# A soup for the cold weather



## ajthepoolman (Nov 29, 2007)

For those of you who tire of chili this time of year, I offer up the following soup recipe.  This was given to me years ago.  I think that this is about the best soup you can sink your spoon into.  It has won the soup competition at my work for 3 years running!

1 cup long grain wild rice (uncooked) (picture 1 is what I use)
3 - 5 strips of thick cut, raw bacon chopped (or more if desired)
1/2 to 1 medium chopped onion (again, go heavier for flavor)
2 - 10 ounce cans of Campbell's Cream of Potato Soup (condensed)
4 cups of milk (2%)
1 lb Velveeta cut into small cubes

1.  Place the potato soup in a large pot.  Dilute the potato soup by adding the 4 cups of milk.  Add the Velveeta and cook over very low heat, stirring often.

2.  Wash the wild rice in a fine mesh strainer or colander (watch for escaping grains if using the colander).  Wash the rice until the water looks clear.  Usually takes about 5 minutes of running water over it.  

3.  Put rice in a seperate pot and fill with 5 cups or more of water.  Bring to a boil and cover.  Reduce heat to a slow rolling boil and cook rice for 45 minutes.  Add more water as necessary, do not let it cook dry.  I keep my rice under water the entire time it boils cause burnt rice tastes terrible!

4.  Add chopped bacon (I used a pair of scissors to just cut it into bite size pieces) to a frying pan and cook until they start to get a little crisp but still have some chewy-ness to them.  Add the chopped onion and cook for another 5 minutes to lightly cook the onion.  Drain bacon and onion on  a paper towel.  

5.  Add the bacon and onion to the potato soup/cheese pot.

6.  After the Velveeta is mostly melted, you can add the rice to the soup (drain the rice of course!  We don't want all that water in the soup!)

7.  Let the soup cook for another 20 to 45 minutes or so under low heat.  Stir it often as the cheese will try to burn even at low temps.

I buy bread bowls from Panera here in town.  I highly recommend a sturdy sourdough bread bowl and the container.  Hollow it out and pour in the soup!
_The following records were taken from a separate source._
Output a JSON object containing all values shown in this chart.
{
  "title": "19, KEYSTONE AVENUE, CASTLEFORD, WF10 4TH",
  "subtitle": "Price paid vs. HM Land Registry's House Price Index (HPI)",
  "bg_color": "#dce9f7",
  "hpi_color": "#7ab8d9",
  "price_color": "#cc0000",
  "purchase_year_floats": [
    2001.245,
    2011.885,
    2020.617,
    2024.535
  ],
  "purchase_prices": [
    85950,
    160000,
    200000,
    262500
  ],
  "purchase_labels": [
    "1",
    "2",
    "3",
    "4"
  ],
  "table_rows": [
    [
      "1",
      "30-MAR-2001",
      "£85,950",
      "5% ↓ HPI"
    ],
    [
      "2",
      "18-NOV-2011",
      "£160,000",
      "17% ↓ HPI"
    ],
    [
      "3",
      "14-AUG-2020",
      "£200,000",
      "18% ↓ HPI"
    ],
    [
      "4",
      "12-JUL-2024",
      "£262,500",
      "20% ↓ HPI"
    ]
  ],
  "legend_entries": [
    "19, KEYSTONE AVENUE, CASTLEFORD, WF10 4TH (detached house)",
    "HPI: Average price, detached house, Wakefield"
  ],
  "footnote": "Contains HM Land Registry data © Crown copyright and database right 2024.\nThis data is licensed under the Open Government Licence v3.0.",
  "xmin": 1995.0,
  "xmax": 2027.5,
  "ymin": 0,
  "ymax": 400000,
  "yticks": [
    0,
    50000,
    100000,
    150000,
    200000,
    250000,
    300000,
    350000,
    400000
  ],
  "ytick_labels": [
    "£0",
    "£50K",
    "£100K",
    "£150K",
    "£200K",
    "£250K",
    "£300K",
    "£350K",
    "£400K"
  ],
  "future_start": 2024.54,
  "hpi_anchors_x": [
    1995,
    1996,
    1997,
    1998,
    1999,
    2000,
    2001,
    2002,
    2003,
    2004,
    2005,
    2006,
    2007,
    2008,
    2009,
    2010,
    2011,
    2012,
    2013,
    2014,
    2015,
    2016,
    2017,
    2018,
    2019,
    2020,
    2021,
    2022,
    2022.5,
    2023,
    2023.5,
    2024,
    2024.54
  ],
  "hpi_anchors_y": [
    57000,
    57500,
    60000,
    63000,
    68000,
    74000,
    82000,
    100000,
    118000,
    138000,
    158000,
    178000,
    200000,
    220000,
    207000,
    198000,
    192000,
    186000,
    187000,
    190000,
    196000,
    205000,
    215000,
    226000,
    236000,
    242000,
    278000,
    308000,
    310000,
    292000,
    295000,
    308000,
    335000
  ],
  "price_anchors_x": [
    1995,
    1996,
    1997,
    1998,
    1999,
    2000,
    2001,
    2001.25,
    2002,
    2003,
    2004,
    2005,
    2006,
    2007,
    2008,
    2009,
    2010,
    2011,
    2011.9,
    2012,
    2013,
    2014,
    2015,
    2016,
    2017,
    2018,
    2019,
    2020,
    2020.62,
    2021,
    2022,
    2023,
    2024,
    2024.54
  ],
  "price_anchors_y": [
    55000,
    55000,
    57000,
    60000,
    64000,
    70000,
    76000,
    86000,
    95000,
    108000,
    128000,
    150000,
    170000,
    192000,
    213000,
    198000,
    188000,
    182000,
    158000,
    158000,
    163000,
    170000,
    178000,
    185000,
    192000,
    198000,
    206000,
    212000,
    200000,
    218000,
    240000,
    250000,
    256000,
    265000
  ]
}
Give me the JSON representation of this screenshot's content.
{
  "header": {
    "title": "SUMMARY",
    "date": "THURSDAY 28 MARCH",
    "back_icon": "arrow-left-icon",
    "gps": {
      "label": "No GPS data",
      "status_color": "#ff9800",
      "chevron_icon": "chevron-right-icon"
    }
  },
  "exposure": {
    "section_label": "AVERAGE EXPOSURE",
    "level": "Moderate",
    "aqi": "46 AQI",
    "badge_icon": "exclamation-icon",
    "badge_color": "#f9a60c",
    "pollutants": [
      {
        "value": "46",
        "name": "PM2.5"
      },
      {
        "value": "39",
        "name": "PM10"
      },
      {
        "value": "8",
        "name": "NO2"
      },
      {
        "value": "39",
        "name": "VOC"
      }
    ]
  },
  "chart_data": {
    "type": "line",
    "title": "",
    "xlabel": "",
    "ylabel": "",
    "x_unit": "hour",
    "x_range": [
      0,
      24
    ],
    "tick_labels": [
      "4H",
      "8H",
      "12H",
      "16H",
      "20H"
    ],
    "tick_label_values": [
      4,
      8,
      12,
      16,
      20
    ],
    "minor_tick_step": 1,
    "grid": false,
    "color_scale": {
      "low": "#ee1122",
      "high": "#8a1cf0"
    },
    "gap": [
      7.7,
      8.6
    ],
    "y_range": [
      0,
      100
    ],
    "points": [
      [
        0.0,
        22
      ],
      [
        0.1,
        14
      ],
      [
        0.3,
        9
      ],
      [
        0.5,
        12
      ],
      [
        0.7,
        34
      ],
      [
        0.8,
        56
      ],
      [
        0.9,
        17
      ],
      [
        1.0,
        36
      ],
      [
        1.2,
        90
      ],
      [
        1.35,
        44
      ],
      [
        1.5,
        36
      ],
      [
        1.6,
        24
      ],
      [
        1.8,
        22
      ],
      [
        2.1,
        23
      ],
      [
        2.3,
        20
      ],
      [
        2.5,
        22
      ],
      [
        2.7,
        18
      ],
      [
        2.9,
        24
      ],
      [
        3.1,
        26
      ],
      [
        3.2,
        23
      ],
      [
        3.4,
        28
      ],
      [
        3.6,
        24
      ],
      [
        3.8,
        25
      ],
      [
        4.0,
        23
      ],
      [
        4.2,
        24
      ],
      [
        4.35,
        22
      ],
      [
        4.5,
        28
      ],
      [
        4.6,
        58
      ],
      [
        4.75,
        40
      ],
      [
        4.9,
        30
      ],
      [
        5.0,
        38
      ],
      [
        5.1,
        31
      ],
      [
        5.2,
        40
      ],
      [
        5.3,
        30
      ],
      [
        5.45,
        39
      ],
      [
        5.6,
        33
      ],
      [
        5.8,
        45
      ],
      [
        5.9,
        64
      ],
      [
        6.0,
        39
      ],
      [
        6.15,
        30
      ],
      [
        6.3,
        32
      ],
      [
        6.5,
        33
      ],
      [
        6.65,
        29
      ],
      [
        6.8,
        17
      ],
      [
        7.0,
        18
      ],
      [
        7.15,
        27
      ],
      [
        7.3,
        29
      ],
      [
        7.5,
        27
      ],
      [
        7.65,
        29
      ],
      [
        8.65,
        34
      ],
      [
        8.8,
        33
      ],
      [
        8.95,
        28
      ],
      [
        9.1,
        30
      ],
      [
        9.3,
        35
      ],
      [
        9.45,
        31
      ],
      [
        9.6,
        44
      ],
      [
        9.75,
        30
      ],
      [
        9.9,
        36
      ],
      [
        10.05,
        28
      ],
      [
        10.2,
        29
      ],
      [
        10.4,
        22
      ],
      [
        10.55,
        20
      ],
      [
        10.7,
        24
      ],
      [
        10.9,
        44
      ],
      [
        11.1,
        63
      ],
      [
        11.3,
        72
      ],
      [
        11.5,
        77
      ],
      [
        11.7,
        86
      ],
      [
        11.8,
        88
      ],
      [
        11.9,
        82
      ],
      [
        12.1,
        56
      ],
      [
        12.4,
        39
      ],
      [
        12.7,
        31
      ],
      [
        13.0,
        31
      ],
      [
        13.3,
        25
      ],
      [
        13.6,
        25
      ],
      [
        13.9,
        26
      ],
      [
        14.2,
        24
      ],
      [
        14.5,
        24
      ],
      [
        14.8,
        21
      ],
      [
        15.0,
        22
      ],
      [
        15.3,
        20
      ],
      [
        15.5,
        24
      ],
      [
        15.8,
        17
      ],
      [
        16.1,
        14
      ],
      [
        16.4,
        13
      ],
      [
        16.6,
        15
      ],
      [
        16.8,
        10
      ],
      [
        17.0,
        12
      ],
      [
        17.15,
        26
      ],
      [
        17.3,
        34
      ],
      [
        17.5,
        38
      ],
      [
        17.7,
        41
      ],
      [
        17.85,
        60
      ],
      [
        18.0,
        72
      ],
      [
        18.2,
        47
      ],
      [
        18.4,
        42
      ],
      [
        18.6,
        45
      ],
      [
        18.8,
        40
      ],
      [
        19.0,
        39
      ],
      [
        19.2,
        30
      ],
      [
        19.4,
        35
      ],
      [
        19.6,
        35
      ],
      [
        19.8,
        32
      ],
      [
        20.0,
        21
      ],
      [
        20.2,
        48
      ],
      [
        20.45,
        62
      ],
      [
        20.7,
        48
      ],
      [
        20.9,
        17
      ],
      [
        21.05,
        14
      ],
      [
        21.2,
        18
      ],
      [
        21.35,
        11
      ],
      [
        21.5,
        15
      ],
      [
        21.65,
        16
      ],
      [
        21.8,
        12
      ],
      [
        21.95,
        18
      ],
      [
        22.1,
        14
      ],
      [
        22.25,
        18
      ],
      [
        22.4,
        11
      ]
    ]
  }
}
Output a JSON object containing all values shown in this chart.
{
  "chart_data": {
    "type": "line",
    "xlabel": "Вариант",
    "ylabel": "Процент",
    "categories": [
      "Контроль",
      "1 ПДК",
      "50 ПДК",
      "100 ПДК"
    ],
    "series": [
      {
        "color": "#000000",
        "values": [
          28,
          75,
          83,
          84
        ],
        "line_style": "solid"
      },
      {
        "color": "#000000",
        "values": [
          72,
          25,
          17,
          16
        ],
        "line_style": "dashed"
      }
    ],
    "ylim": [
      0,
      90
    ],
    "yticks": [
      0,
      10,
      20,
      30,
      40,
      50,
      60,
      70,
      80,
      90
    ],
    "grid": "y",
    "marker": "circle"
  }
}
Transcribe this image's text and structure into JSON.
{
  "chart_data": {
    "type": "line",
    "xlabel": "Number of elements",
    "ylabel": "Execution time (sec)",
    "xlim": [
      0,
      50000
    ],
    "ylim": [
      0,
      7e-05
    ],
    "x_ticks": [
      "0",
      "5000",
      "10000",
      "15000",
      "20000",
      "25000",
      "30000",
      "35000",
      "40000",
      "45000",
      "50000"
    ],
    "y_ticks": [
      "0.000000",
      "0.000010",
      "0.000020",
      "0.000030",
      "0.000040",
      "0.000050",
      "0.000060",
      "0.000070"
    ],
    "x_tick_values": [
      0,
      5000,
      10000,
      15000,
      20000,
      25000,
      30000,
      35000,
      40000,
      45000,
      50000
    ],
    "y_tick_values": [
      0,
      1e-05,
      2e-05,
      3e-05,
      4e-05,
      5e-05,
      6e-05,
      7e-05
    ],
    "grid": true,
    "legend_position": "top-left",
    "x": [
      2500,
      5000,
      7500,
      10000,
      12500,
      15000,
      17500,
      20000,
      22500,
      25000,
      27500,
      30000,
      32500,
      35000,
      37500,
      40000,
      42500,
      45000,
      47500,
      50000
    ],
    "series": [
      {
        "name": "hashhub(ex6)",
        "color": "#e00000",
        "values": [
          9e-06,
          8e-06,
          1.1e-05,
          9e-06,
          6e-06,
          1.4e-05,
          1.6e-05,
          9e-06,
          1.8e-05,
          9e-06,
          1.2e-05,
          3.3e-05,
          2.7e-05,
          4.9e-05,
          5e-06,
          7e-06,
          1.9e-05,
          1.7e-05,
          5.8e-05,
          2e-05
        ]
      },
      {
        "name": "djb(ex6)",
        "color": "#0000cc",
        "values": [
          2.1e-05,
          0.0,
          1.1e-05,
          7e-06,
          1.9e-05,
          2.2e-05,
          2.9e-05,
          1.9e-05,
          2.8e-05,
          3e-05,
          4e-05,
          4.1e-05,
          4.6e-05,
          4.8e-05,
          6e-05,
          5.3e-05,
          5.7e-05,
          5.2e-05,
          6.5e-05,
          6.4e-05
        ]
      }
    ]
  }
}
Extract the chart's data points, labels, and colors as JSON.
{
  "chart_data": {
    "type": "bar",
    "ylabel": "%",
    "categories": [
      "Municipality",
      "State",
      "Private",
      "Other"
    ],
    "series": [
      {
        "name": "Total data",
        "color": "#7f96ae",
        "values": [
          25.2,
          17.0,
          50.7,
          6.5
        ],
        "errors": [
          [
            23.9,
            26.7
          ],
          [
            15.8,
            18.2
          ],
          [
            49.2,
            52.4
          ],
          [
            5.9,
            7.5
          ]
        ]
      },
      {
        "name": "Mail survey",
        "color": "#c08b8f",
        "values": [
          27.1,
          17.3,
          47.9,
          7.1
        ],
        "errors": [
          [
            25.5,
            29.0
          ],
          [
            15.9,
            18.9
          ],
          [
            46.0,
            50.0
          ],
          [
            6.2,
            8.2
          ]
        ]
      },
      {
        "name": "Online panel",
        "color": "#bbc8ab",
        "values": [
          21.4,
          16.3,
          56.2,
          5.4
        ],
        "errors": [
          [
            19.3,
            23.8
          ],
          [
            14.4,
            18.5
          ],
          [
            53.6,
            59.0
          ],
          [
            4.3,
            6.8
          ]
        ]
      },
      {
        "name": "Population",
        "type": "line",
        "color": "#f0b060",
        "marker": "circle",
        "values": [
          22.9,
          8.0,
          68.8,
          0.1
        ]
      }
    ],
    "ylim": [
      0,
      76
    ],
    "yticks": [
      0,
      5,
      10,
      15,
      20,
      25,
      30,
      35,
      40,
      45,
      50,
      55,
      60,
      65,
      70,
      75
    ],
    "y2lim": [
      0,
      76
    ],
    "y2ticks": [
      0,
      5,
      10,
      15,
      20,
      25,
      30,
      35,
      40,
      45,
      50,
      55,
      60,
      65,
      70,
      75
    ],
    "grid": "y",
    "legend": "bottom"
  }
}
I have never made this in a dutch oven.  But I would imagine that if you can keep the temp low enough, it would be awesome.  I also have never tried putting the soup in a smoker to add smokey flavor. If you ask me, the bacon brings plenty of smokey flavor to the party.

The images below are:
the package of rice I use
the rice in the palm of my hand
the bacon and onion frying up
the soup in the pot
the soup about to be eaten in a bread bowl

Give it a try sometime.  It looks like someone puked in your pot, but the taste is awesome.  Nice balance of hickory flavor from the bacon and a tinge of onion.  Rice and potato chunks add texture.  Cheese makes it smooth!  

Enjoy!


----------



## cowgirl (Nov 29, 2007)

Mmmmm, that looks really good...thanks for posting the recipe!


----------



## hawgheaven (Nov 29, 2007)

That looks like a keeper... thanks for posting it!


----------



## homebrew & bbq (Nov 29, 2007)

Hmm... I've never used wild rice in a soup. I bet that adds some interesting texture. Gonna have to try this one. Thanks for sharing.


----------



## hillbillysmoker (Nov 29, 2007)

Looks sooooooooooo good. Thanks for sharing.


----------



## payson (Nov 30, 2007)

Tried this last night. Awesome! I used Bhutanese Red Rice in place of the Wild because it's all I had handy. They're very similar though so the gist of the recipe wasn't altered. The only other change I made was to add 2 smoke dried tabasco's to it while it simmered. It got rave reviews from my wife. Thanks! This recipe is a keeper!


----------



## ajthepoolman (Nov 30, 2007)

Glad you enjoyed it!

For those who won't try it because you don't like cheesy soups, this isn't one of them.  The Velveeta really doesn't contribute much to the flavor.  I was very hesitant to try it because I don't like cheesy soups.  Beer Cheese soup is banned in my house!  But this has so many other flavors going on that you just don't taste the cheese.


----------



## richoso1 (Nov 30, 2007)

Excellent selection my friend, I can see by the ingredients that it is a flavorful dish that will bring some comfort on a cold day. It's a keeper!


----------